05:00.0 Non-Volatile memory controller: Phison Electronics Corporation E12 NVMe Controller (rev 01) (prog-if 02 [NVM Express])
    Subsystem: Phison Electronics Corporation E12 NVMe Controller
    Flags: bus master, fast devsel, latency 0, IRQ 40, NUMA node 0, IOMMU group 26
    Memory at fbc00000 (64-bit, non-prefetchable) [size=16K]
    Capabilities: [80] Express Endpoint, MSI 00
    Capabilities: [d0] MSI-X: Enable+ Count=9 Masked-
    Capabilities: [e0] MSI: Enable- Count=1/8 Maskable- 64bit+
    Capabilities: [f8] Power Management version 3
    Capabilities: [100] Latency Tolerance Reporting
    Capabilities: [110] L1 PM Substates
    Capabilities: [128] Alternative Routing-ID Interpretation (ARI)
    Capabilities: [200] Advanced Error Reporting
    Capabilities: [300] Secondary PCI Express
    Kernel driver in use: nvme
$ dmesg | grep -i nvme
[    2.042888] nvme nvme0: pci function 0000:01:00.0
[    2.042912] nvme nvme1: pci function 0000:04:00.0
[    2.042941] nvme nvme2: pci function 0000:05:00.0
[    2.048103] nvme nvme0: missing or invalid SUBNQN field.
[    2.048109] nvme nvme2: missing or invalid SUBNQN field.
[    2.048109] nvme nvme1: missing or invalid SUBNQN field.
[    2.048112] nvme nvme0: Shutdown timeout set to 10 seconds
[    2.048120] nvme nvme1: Shutdown timeout set to 10 seconds
[    2.048127] nvme nvme2: Shutdown timeout set to 10 seconds
[    2.049578] nvme nvme0: 8/0/0 default/read/poll queues
[    2.049668] nvme nvme1: 8/0/0 default/read/poll queues
[    2.049716] nvme nvme2: 8/0/0 default/read/poll queues
[    2.051211]  nvme1n1: p1
[    2.051260]  nvme2n1: p1
[    2.051577]  nvme0n1: p1 p2

Best Answer

What is controlling IRQ affinity for these devices?
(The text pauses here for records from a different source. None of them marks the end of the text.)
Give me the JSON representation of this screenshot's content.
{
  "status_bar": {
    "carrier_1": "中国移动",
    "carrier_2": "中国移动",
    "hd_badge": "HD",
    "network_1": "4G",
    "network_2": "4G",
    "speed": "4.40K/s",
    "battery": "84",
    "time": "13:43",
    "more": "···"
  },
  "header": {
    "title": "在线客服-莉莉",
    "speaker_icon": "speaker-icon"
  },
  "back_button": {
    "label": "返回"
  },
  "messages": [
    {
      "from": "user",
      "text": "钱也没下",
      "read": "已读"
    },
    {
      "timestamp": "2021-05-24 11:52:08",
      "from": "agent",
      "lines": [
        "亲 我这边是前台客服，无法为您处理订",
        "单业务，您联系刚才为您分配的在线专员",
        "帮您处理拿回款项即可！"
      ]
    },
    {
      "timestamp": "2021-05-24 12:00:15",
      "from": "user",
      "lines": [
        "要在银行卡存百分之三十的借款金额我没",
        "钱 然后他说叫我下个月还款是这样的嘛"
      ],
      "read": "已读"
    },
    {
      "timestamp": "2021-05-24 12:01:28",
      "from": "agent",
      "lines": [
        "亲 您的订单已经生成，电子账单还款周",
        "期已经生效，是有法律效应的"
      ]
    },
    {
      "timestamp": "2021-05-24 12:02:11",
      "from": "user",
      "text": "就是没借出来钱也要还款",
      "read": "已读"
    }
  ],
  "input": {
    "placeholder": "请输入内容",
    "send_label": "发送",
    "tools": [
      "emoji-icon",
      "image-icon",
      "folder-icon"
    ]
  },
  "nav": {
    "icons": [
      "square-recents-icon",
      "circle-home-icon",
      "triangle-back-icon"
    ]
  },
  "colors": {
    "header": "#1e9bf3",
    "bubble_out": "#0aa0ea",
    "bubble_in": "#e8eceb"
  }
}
Linux kernel since v4.8 is automatically using MSI/MSI-X interrupt masking in NVMe drivers; and with IRQD_AFFINITY_MANAGED, automatically manages MSI/MSI-X interrupts in kernel.

See these commits:

  1. 90c9712fbb388077b5e53069cae43f1acbb0102a - NVMe: Always use MSI/MSI-X interrupts
  2. 9c2555835bb3d34dfac52a0be943dcc4bedd650f - genirq: Introduce IRQD_AFFINITY_MANAGED flag

Seeing your kernel version and your devices capabilities via lspci -v output, apparently it is the case.

and how do I override it?

Besides disabling the flags and recompiling the kernel, probably disable MSI/MSI-X to your PCI bridge (instead of devices):

echo 1 > /sys/bus/pci/devices/$bridge/msi_bus

Note that there will be performance impact on disabling MSI/MSI-X. See this kernel documentation for more details.

Instead of disabling MSI/MSI-X, a better approach would be keeping MSI-X but also enable polling mode in NVMe driver. See Andrew H's answer.